Banjir yang terjadi sepanjang hari ini berdampak signifikan terhadap aktivitas ekonomi dan kehidupan masyarakat. Dampaknya tidak hanya dirasakan di Jakarta, tetapi juga meluas ke daerah penyangga Ibu Kota, mengingat sebagian besar pekerja di Jakarta bermukim di kawasan Bogor, Depok, Tangerang, dan Bekasi.

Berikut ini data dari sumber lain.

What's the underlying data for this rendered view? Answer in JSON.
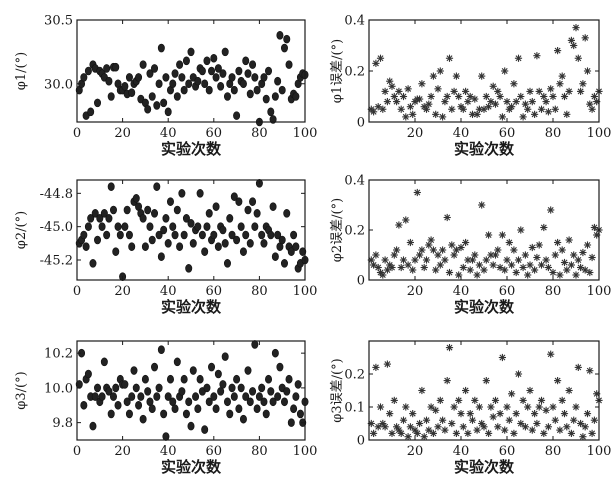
{
  "chart_data": [
    {
      "type": "scatter",
      "marker": "dot",
      "xlabel": "实验次数",
      "ylabel": "φ1/(°)",
      "xlim": [
        0,
        100
      ],
      "ylim": [
        29.7,
        30.5
      ],
      "xticks": [
        0,
        20,
        40,
        60,
        80,
        100
      ],
      "yticks": [
        30.0,
        30.5
      ],
      "ytick_labels": [
        "30.0",
        "30.5"
      ],
      "x": [
        1,
        2,
        3,
        4,
        5,
        6,
        7,
        8,
        9,
        10,
        11,
        12,
        13,
        14,
        15,
        16,
        17,
        18,
        19,
        20,
        21,
        22,
        23,
        24,
        25,
        26,
        27,
        28,
        29,
        30,
        31,
        32,
        33,
        34,
        35,
        36,
        37,
        38,
        39,
        40,
        41,
        42,
        43,
        44,
        45,
        46,
        47,
        48,
        49,
        50,
        51,
        52,
        53,
        54,
        55,
        56,
        57,
        58,
        59,
        60,
        61,
        62,
        63,
        64,
        65,
        66,
        67,
        68,
        69,
        70,
        71,
        72,
        73,
        74,
        75,
        76,
        77,
        78,
        79,
        80,
        81,
        82,
        83,
        84,
        85,
        86,
        87,
        88,
        89,
        90,
        91,
        92,
        93,
        94,
        95,
        96,
        97,
        98,
        99,
        100
      ],
      "y": [
        29.95,
        30.0,
        30.05,
        29.75,
        30.1,
        29.78,
        30.15,
        30.12,
        29.85,
        30.1,
        30.08,
        30.05,
        30.12,
        30.02,
        29.9,
        30.13,
        30.13,
        30.0,
        29.95,
        29.95,
        29.98,
        29.92,
        30.05,
        29.93,
        30.0,
        30.02,
        30.05,
        29.88,
        30.15,
        29.85,
        29.8,
        30.08,
        29.9,
        30.12,
        29.83,
        30.0,
        30.28,
        29.85,
        30.05,
        29.78,
        29.95,
        30.0,
        30.08,
        29.9,
        30.15,
        30.05,
        29.95,
        30.18,
        30.0,
        30.25,
        30.05,
        29.98,
        30.02,
        30.12,
        30.1,
        30.0,
        30.18,
        29.95,
        30.1,
        30.2,
        30.05,
        30.12,
        29.98,
        30.08,
        30.25,
        29.9,
        30.0,
        30.05,
        29.95,
        29.75,
        30.1,
        30.02,
        30.0,
        30.18,
        30.08,
        29.92,
        30.15,
        30.05,
        29.95,
        29.7,
        30.0,
        30.05,
        29.88,
        30.1,
        29.78,
        29.72,
        29.9,
        30.02,
        30.38,
        29.95,
        30.28,
        30.35,
        30.15,
        29.88,
        29.92,
        29.9,
        30.0,
        30.05,
        30.08,
        30.07
      ]
    },
    {
      "type": "scatter",
      "marker": "star",
      "xlabel": "实验次数",
      "ylabel": "φ1误差/(°)",
      "xlim": [
        0,
        100
      ],
      "ylim": [
        0,
        0.4
      ],
      "xticks": [
        20,
        40,
        60,
        80,
        100
      ],
      "yticks": [
        0,
        0.2,
        0.4
      ],
      "ytick_labels": [
        "0",
        "0.2",
        "0.4"
      ],
      "x": [
        1,
        2,
        3,
        4,
        5,
        6,
        7,
        8,
        9,
        10,
        11,
        12,
        13,
        14,
        15,
        16,
        17,
        18,
        19,
        20,
        21,
        22,
        23,
        24,
        25,
        26,
        27,
        28,
        29,
        30,
        31,
        32,
        33,
        34,
        35,
        36,
        37,
        38,
        39,
        40,
        41,
        42,
        43,
        44,
        45,
        46,
        47,
        48,
        49,
        50,
        51,
        52,
        53,
        54,
        55,
        56,
        57,
        58,
        59,
        60,
        61,
        62,
        63,
        64,
        65,
        66,
        67,
        68,
        69,
        70,
        71,
        72,
        73,
        74,
        75,
        76,
        77,
        78,
        79,
        80,
        81,
        82,
        83,
        84,
        85,
        86,
        87,
        88,
        89,
        90,
        91,
        92,
        93,
        94,
        95,
        96,
        97,
        98,
        99,
        100
      ],
      "y": [
        0.05,
        0.04,
        0.23,
        0.06,
        0.25,
        0.05,
        0.12,
        0.08,
        0.16,
        0.14,
        0.1,
        0.08,
        0.12,
        0.05,
        0.1,
        0.02,
        0.13,
        0.06,
        0.03,
        0.08,
        0.09,
        0.09,
        0.15,
        0.06,
        0.05,
        0.07,
        0.1,
        0.18,
        0.03,
        0.13,
        0.2,
        0.02,
        0.08,
        0.1,
        0.25,
        0.05,
        0.12,
        0.18,
        0.1,
        0.06,
        0.05,
        0.12,
        0.08,
        0.1,
        0.03,
        0.09,
        0.03,
        0.05,
        0.18,
        0.05,
        0.1,
        0.06,
        0.08,
        0.14,
        0.07,
        0.12,
        0.1,
        0.02,
        0.2,
        0.08,
        0.05,
        0.06,
        0.15,
        0.08,
        0.25,
        0.1,
        0.02,
        0.07,
        0.05,
        0.12,
        0.08,
        0.03,
        0.26,
        0.12,
        0.05,
        0.1,
        0.08,
        0.04,
        0.13,
        0.1,
        0.05,
        0.28,
        0.15,
        0.18,
        0.1,
        0.03,
        0.12,
        0.32,
        0.3,
        0.37,
        0.25,
        0.12,
        0.15,
        0.33,
        0.2,
        0.07,
        0.05,
        0.1,
        0.08,
        0.12
      ]
    },
    {
      "type": "scatter",
      "marker": "dot",
      "xlabel": "实验次数",
      "ylabel": "φ2/(°)",
      "xlim": [
        0,
        100
      ],
      "ylim": [
        -45.32,
        -44.72
      ],
      "xticks": [
        0,
        20,
        40,
        60,
        80,
        100
      ],
      "yticks": [
        -44.8,
        -45.0,
        -45.2
      ],
      "ytick_labels": [
        "-44.8",
        "-45.0",
        "-45.2"
      ],
      "x": [
        1,
        2,
        3,
        4,
        5,
        6,
        7,
        8,
        9,
        10,
        11,
        12,
        13,
        14,
        15,
        16,
        17,
        18,
        19,
        20,
        21,
        22,
        23,
        24,
        25,
        26,
        27,
        28,
        29,
        30,
        31,
        32,
        33,
        34,
        35,
        36,
        37,
        38,
        39,
        40,
        41,
        42,
        43,
        44,
        45,
        46,
        47,
        48,
        49,
        50,
        51,
        52,
        53,
        54,
        55,
        56,
        57,
        58,
        59,
        60,
        61,
        62,
        63,
        64,
        65,
        66,
        67,
        68,
        69,
        70,
        71,
        72,
        73,
        74,
        75,
        76,
        77,
        78,
        79,
        80,
        81,
        82,
        83,
        84,
        85,
        86,
        87,
        88,
        89,
        90,
        91,
        92,
        93,
        94,
        95,
        96,
        97,
        98,
        99,
        100
      ],
      "y": [
        -45.1,
        -45.08,
        -45.05,
        -45.12,
        -45.0,
        -44.95,
        -45.22,
        -44.92,
        -45.08,
        -44.95,
        -45.0,
        -44.92,
        -45.05,
        -44.95,
        -44.76,
        -44.9,
        -45.15,
        -45.0,
        -45.05,
        -45.3,
        -45.0,
        -44.9,
        -45.05,
        -45.12,
        -44.85,
        -44.83,
        -44.88,
        -44.92,
        -44.95,
        -45.12,
        -44.9,
        -45.0,
        -45.08,
        -44.92,
        -44.76,
        -45.05,
        -45.18,
        -45.02,
        -44.95,
        -45.1,
        -44.85,
        -45.0,
        -45.05,
        -44.9,
        -45.12,
        -44.8,
        -45.05,
        -44.95,
        -45.25,
        -44.98,
        -45.1,
        -45.02,
        -45.0,
        -44.8,
        -45.05,
        -45.15,
        -45.0,
        -44.92,
        -45.08,
        -45.05,
        -44.88,
        -45.12,
        -45.0,
        -45.02,
        -45.1,
        -45.22,
        -44.95,
        -45.05,
        -44.82,
        -45.08,
        -44.85,
        -45.0,
        -45.15,
        -45.05,
        -44.9,
        -45.1,
        -44.85,
        -45.0,
        -44.92,
        -44.74,
        -45.05,
        -45.1,
        -45.0,
        -45.02,
        -45.05,
        -44.88,
        -45.18,
        -45.05,
        -45.12,
        -45.08,
        -45.22,
        -44.92,
        -45.12,
        -45.15,
        -45.05,
        -45.12,
        -45.25,
        -45.22,
        -45.15,
        -45.2
      ]
    },
    {
      "type": "scatter",
      "marker": "star",
      "xlabel": "实验次数",
      "ylabel": "φ2误差/(°)",
      "xlim": [
        0,
        100
      ],
      "ylim": [
        0,
        0.4
      ],
      "xticks": [
        20,
        40,
        60,
        80,
        100
      ],
      "yticks": [
        0,
        0.2,
        0.4
      ],
      "ytick_labels": [
        "0",
        "0.2",
        "0.4"
      ],
      "x": [
        1,
        2,
        3,
        4,
        5,
        6,
        7,
        8,
        9,
        10,
        11,
        12,
        13,
        14,
        15,
        16,
        17,
        18,
        19,
        20,
        21,
        22,
        23,
        24,
        25,
        26,
        27,
        28,
        29,
        30,
        31,
        32,
        33,
        34,
        35,
        36,
        37,
        38,
        39,
        40,
        41,
        42,
        43,
        44,
        45,
        46,
        47,
        48,
        49,
        50,
        51,
        52,
        53,
        54,
        55,
        56,
        57,
        58,
        59,
        60,
        61,
        62,
        63,
        64,
        65,
        66,
        67,
        68,
        69,
        70,
        71,
        72,
        73,
        74,
        75,
        76,
        77,
        78,
        79,
        80,
        81,
        82,
        83,
        84,
        85,
        86,
        87,
        88,
        89,
        90,
        91,
        92,
        93,
        94,
        95,
        96,
        97,
        98,
        99,
        100
      ],
      "y": [
        0.08,
        0.06,
        0.1,
        0.05,
        0.03,
        0.02,
        0.08,
        0.04,
        0.06,
        0.05,
        0.1,
        0.12,
        0.22,
        0.05,
        0.08,
        0.24,
        0.06,
        0.15,
        0.04,
        0.08,
        0.35,
        0.1,
        0.12,
        0.05,
        0.08,
        0.14,
        0.16,
        0.12,
        0.04,
        0.1,
        0.06,
        0.12,
        0.08,
        0.25,
        0.03,
        0.14,
        0.1,
        0.12,
        0.02,
        0.13,
        0.05,
        0.15,
        0.08,
        0.04,
        0.08,
        0.1,
        0.02,
        0.06,
        0.3,
        0.04,
        0.08,
        0.18,
        0.1,
        0.06,
        0.1,
        0.12,
        0.05,
        0.18,
        0.04,
        0.08,
        0.15,
        0.06,
        0.12,
        0.03,
        0.08,
        0.2,
        0.05,
        0.1,
        0.02,
        0.06,
        0.13,
        0.04,
        0.09,
        0.14,
        0.06,
        0.21,
        0.08,
        0.05,
        0.28,
        0.03,
        0.1,
        0.15,
        0.02,
        0.12,
        0.07,
        0.04,
        0.16,
        0.06,
        0.1,
        0.02,
        0.08,
        0.05,
        0.11,
        0.04,
        0.14,
        0.03,
        0.09,
        0.21,
        0.18,
        0.2
      ]
    },
    {
      "type": "scatter",
      "marker": "dot",
      "xlabel": "实验次数",
      "ylabel": "φ3/(°)",
      "xlim": [
        0,
        100
      ],
      "ylim": [
        9.7,
        10.27
      ],
      "xticks": [
        0,
        20,
        40,
        60,
        80,
        100
      ],
      "yticks": [
        10.2,
        10.0,
        9.8
      ],
      "ytick_labels": [
        "10.2",
        "10.0",
        "9.8"
      ],
      "x": [
        1,
        2,
        3,
        4,
        5,
        6,
        7,
        8,
        9,
        10,
        11,
        12,
        13,
        14,
        15,
        16,
        17,
        18,
        19,
        20,
        21,
        22,
        23,
        24,
        25,
        26,
        27,
        28,
        29,
        30,
        31,
        32,
        33,
        34,
        35,
        36,
        37,
        38,
        39,
        40,
        41,
        42,
        43,
        44,
        45,
        46,
        47,
        48,
        49,
        50,
        51,
        52,
        53,
        54,
        55,
        56,
        57,
        58,
        59,
        60,
        61,
        62,
        63,
        64,
        65,
        66,
        67,
        68,
        69,
        70,
        71,
        72,
        73,
        74,
        75,
        76,
        77,
        78,
        79,
        80,
        81,
        82,
        83,
        84,
        85,
        86,
        87,
        88,
        89,
        90,
        91,
        92,
        93,
        94,
        95,
        96,
        97,
        98,
        99,
        100
      ],
      "y": [
        10.02,
        10.2,
        9.9,
        10.05,
        10.08,
        9.95,
        9.78,
        9.95,
        10.0,
        9.92,
        9.95,
        10.15,
        10.0,
        9.98,
        9.85,
        9.95,
        10.0,
        9.9,
        10.05,
        10.02,
        10.02,
        9.92,
        9.85,
        9.95,
        10.1,
        10.0,
        9.9,
        9.95,
        9.82,
        10.05,
        9.98,
        9.92,
        9.88,
        10.12,
        9.95,
        10.0,
        10.22,
        9.85,
        9.72,
        9.95,
        10.05,
        9.92,
        9.88,
        10.15,
        9.95,
        9.98,
        10.05,
        9.85,
        9.92,
        9.78,
        10.1,
        9.95,
        9.88,
        10.05,
        9.98,
        9.76,
        10.0,
        9.92,
        10.12,
        9.95,
        9.88,
        10.08,
        9.98,
        10.02,
        10.18,
        9.92,
        9.85,
        10.0,
        9.95,
        10.05,
        9.88,
        10.0,
        9.82,
        9.95,
        10.1,
        9.92,
        9.98,
        10.25,
        9.88,
        9.95,
        10.0,
        9.92,
        9.85,
        10.05,
        9.98,
        9.92,
        10.2,
        9.95,
        10.12,
        10.0,
        9.92,
        9.98,
        10.05,
        9.8,
        9.88,
        9.95,
        10.02,
        9.85,
        9.8,
        9.92
      ]
    },
    {
      "type": "scatter",
      "marker": "star",
      "xlabel": "实验次数",
      "ylabel": "φ3误差/(°)",
      "xlim": [
        0,
        100
      ],
      "ylim": [
        0,
        0.3
      ],
      "xticks": [
        20,
        40,
        60,
        80,
        100
      ],
      "yticks": [
        0,
        0.1,
        0.2
      ],
      "ytick_labels": [
        "0",
        "0.1",
        "0.2"
      ],
      "x": [
        1,
        2,
        3,
        4,
        5,
        6,
        7,
        8,
        9,
        10,
        11,
        12,
        13,
        14,
        15,
        16,
        17,
        18,
        19,
        20,
        21,
        22,
        23,
        24,
        25,
        26,
        27,
        28,
        29,
        30,
        31,
        32,
        33,
        34,
        35,
        36,
        37,
        38,
        39,
        40,
        41,
        42,
        43,
        44,
        45,
        46,
        47,
        48,
        49,
        50,
        51,
        52,
        53,
        54,
        55,
        56,
        57,
        58,
        59,
        60,
        61,
        62,
        63,
        64,
        65,
        66,
        67,
        68,
        69,
        70,
        71,
        72,
        73,
        74,
        75,
        76,
        77,
        78,
        79,
        80,
        81,
        82,
        83,
        84,
        85,
        86,
        87,
        88,
        89,
        90,
        91,
        92,
        93,
        94,
        95,
        96,
        97,
        98,
        99,
        100
      ],
      "y": [
        0.05,
        0.02,
        0.22,
        0.04,
        0.1,
        0.05,
        0.04,
        0.23,
        0.08,
        0.02,
        0.12,
        0.04,
        0.03,
        0.02,
        0.06,
        0.1,
        0.01,
        0.04,
        0.08,
        0.03,
        0.02,
        0.05,
        0.15,
        0.01,
        0.06,
        0.03,
        0.1,
        0.02,
        0.09,
        0.04,
        0.12,
        0.06,
        0.03,
        0.18,
        0.28,
        0.05,
        0.1,
        0.02,
        0.12,
        0.08,
        0.04,
        0.15,
        0.02,
        0.08,
        0.06,
        0.12,
        0.03,
        0.1,
        0.05,
        0.04,
        0.18,
        0.02,
        0.1,
        0.07,
        0.12,
        0.04,
        0.08,
        0.25,
        0.03,
        0.1,
        0.06,
        0.14,
        0.02,
        0.08,
        0.2,
        0.05,
        0.12,
        0.04,
        0.1,
        0.15,
        0.03,
        0.08,
        0.05,
        0.1,
        0.12,
        0.02,
        0.09,
        0.04,
        0.26,
        0.1,
        0.06,
        0.18,
        0.03,
        0.12,
        0.08,
        0.04,
        0.15,
        0.02,
        0.06,
        0.1,
        0.22,
        0.05,
        0.01,
        0.04,
        0.08,
        0.21,
        0.02,
        0.06,
        0.14,
        0.12
      ]
    }
  ]
}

"Kerugian ekonomi terjadi di berbagai sektor seperti perdagangan atau ritel, di mana masyarakat yang khawatir ke luar rumah akibat informasi banjir yang merata, membuat berbagai pusat perdagangan seperti Tanah Abang, Mangga Dua, Glodok, Gunung Sahari, Kelapa Gading, dan mal, serta lain-lain sepi pengunjung," ungkap Wakil Ketua Umum Kadin Bidang Otonomi Daerah, Sarman Simanjorang, kepada Okezone.com, Kamis (22/1/2026).
Selain itu, transportasi darat baik bus, angkot, taksi manual maupun taksi online turut sepi karena terjebak macet. Transportasi udara juga terdampak, dengan sebanyak 109 penerbangan mengalami delay dan 31 penerbangan dari Bandara Internasional Soekarno-Hatta dialihkan mendarat ke bandara lain (divert).
"Layanan logistik, omzet hotel, restoran, kafe juga menurun akibat berkurangnya pengunjung. Termasuk berbagai destinasi wisata di Jakarta yang sepi seperti Ancol, TMII, Ragunan, dan Kota Tua," ujarnya.
Perputaran uang akibat banjir di wilayah Jabodetabek juga turun signifikan karena pergerakan warga yang terbatas. Kerugian infrastruktur yang dialami masyarakat juga cukup besar, mulai dari rumah, berbagai perabot rumah tangga, kerusakan mobil dan motor, dan lainnya. Infrastruktur pemerintah antara lain kerusakan jalan, drainase, marka jalan, dan fasilitas umum lainnya.